Skip to main content

DuckDB

Overview

DuckDB is an in-memory, columnar, SQL database designed for analytical (OLAP) workloads, offering high-speed data processing and analysis. Its columnar storage model and vectorized query execution make it highly efficient for OLAP tasks, enabling fast aggregation, filtering, and joins on large datasets. DuckDB's ease of integration with data science tools and its ability to run directly within analytical environments like Python and R, without the need for a separate server, make it an attractive choice for OLAP applications seeking simplicity and performance.

By default, Rill includes DuckDB as an embedded OLAP engine that is used to ingest data from sources and power your dashboards. Nothing more needs to be done if you wish to power your dashboards on Rill Developer or Rill Cloud.

Optimizing performance on DuckDB

DuckDB is a very useful analytical engine but can start hitting into performance scale challenges as the size of ingested data grows significantly.
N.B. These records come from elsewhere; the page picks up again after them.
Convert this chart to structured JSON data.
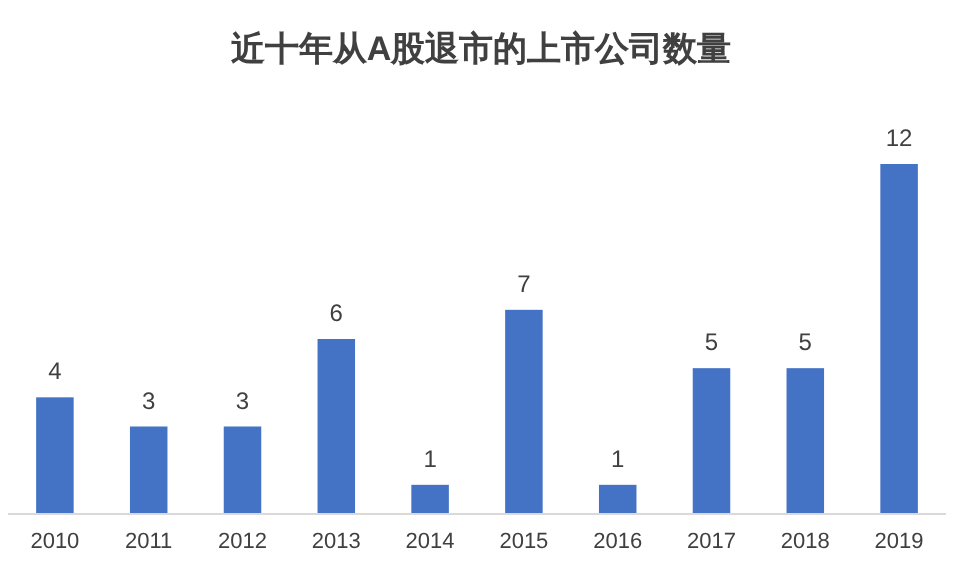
{
  "chart_data": {
    "type": "bar",
    "title": "近十年从A股退市的上市公司数量",
    "categories": [
      "2010",
      "2011",
      "2012",
      "2013",
      "2014",
      "2015",
      "2016",
      "2017",
      "2018",
      "2019"
    ],
    "values": [
      4,
      3,
      3,
      6,
      1,
      7,
      1,
      5,
      5,
      12
    ],
    "color": "#4472c4",
    "data_labels": true
  }
}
As a general rule of thumb, we recommend keeping the size of data in DuckDB to under 50GB along with some other performance recommendations. For larger volumes of data, Rill still promises great performance but additional backend optimizations will be needed. Please contact us!

Interested in using DuckDB and another OLAP engine in the same project?

Well now you can! For more details, see our page on Using Multiple OLAP Engines.

Additional Notes

  • For dashboards powered by DuckDB, measure definitions are required to follow standard DuckDB SQL syntax.
  • Known issue around creating a DuckDB source via the UI, you will need to create the YAML file manually.